Ночью пошел дождь, потом перестал и снова пошел. И тяжелые капли смыли бурые подтеки с травы, и земля жадно впитала в себя кровь. Стали распрямляться примятые стебельки и опять протянулись меж них тонкие паутинки, сверкая каплями росы на утреннем солнце. Прошло совсем немного времени и уже никто бы не смог отыскать это место. То самое место, где, смертельно прохрипев, упал, неловко подвернув под себя руку, рядовой Георгий Балоян.
«Господи, успокой душу раба твоего. Пусть земля ему будет пухом. Прости ему грехи его!»
Если это конечно грех — быть слабым…
* * *Наступил сентябрь. С удивлением осознал, что служу уже целый месяц. Отмечать не стал. Деньки все еще стояли теплые, хотя по ночам температура значительно снижалась, напоминая о неизбежной зиме. С наступлением холодов птицы потянулись на юг, а жрать захотелось сильнее. Юрина халява закончилась. Его перестали пускать в столовую по второму разу, узнавая в любой одежде, в очках или без них. Теперь, после ужина, мы часто шли в лес, пытаясь заполнить свои желудки, кое-где оставшейся черникой.
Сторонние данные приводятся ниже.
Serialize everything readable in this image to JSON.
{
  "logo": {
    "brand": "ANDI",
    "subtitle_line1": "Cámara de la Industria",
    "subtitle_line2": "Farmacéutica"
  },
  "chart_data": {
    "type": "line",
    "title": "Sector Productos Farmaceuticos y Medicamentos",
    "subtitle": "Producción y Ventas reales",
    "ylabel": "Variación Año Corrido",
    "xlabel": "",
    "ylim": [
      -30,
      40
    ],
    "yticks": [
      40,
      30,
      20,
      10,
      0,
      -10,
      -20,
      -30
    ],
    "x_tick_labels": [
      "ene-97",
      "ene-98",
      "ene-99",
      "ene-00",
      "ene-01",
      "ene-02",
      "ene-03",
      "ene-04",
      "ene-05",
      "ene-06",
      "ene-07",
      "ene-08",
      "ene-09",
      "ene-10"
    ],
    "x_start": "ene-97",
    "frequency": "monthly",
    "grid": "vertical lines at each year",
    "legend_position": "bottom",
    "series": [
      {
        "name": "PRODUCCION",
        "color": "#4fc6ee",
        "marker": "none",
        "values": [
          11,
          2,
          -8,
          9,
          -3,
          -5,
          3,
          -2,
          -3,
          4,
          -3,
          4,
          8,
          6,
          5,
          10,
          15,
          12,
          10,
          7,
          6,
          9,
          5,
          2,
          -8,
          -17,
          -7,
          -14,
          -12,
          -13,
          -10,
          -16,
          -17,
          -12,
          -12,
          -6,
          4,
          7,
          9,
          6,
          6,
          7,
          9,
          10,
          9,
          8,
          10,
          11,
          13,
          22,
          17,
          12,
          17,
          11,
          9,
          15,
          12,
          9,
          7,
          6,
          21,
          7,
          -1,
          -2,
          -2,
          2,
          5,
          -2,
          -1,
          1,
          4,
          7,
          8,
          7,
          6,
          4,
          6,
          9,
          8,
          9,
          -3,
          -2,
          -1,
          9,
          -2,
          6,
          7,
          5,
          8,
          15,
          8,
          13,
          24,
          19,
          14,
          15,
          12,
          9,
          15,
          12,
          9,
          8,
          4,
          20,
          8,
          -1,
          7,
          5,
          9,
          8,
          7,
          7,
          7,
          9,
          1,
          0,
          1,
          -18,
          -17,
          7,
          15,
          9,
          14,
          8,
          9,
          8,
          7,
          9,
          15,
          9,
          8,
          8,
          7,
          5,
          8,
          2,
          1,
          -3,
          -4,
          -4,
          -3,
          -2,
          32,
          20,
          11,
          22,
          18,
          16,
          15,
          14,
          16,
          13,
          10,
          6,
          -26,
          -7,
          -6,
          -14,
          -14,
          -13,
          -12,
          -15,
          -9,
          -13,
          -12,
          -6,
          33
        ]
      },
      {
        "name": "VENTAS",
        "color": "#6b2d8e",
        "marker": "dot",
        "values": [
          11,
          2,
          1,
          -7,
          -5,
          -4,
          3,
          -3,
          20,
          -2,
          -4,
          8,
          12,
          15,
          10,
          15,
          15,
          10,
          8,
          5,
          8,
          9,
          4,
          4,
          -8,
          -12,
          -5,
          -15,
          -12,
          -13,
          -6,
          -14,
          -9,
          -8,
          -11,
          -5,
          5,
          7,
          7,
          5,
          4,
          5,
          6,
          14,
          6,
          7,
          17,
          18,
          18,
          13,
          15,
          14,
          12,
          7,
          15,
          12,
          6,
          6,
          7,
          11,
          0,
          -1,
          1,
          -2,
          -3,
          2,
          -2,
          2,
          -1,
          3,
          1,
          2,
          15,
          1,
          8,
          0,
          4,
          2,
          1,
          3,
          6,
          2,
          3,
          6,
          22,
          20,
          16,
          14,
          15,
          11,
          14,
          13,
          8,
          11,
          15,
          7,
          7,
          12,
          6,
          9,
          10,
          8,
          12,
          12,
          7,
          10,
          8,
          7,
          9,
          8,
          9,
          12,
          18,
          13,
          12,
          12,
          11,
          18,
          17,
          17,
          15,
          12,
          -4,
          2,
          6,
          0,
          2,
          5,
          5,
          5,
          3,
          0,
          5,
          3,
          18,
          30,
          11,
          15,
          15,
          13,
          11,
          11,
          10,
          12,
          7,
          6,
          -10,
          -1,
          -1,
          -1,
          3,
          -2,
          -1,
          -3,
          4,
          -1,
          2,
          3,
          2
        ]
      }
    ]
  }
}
Однажды вечером, после полкового построения, нас завели в гарнизонный клуб. Должно было состояться какое-то собрание. Я занял свое место в зале. Офицеры лениво переговаривались, утомленные долгим рабочим днем. На сцене, завешанной красными бархатными кулисами, под большим портретом Ленина и транспарантом «Проискам империализма — высокую боевую готовность!», стоял большой стол и несколько стульев.
— Что за повод для сборища? — спросил я, сидящего рядом Панина.
— А ты не знаешь, что ли?
— Нет.
— Так ведь Женьку нашего пропесочивать будут.
— А, что он такого натворил?
В этот момент дверь в клуб открылась, и вошли командир полка и замполит. Мой тезка тут же прервался на полуслове:
— Тихо! Слушай, сейчас сам все узнаешь!
Быстро пройдя по проходу между рядами, начальство заняло место за столом. Командир обвел зал взглядом и начал:
— Товарищи офицеры, считаю наше собрание открытым…
Подполковник Нечипоренко, высокий и худой, не зря носил кличку «Артист». Умный, ироничный, он выступал перед полком, как будто со сцены Театра Эстрадных Миниатюр. Командир оставаться невозмутимым, даже, когда весь полк заходился от хохота над его остротами. Его манера держаться подогревала публику еще больше. Шутки Артиста, тонкие, хотя иногда жесткие (если не сказать — жестокие), оказывали на подчиненных гораздо большее влияние, чем крики и мат других командиров. В принципе, Нечипоренко в полку любили, настолько насколько вообще можно любить начальство. Чувствовалось, что ему тоже нравится его амплуа. Он никогда не отказывался от возможности «толкнуть речугу», с затаенным удовлетворением наблюдая за эффектом, который производил на благодарных слушателей.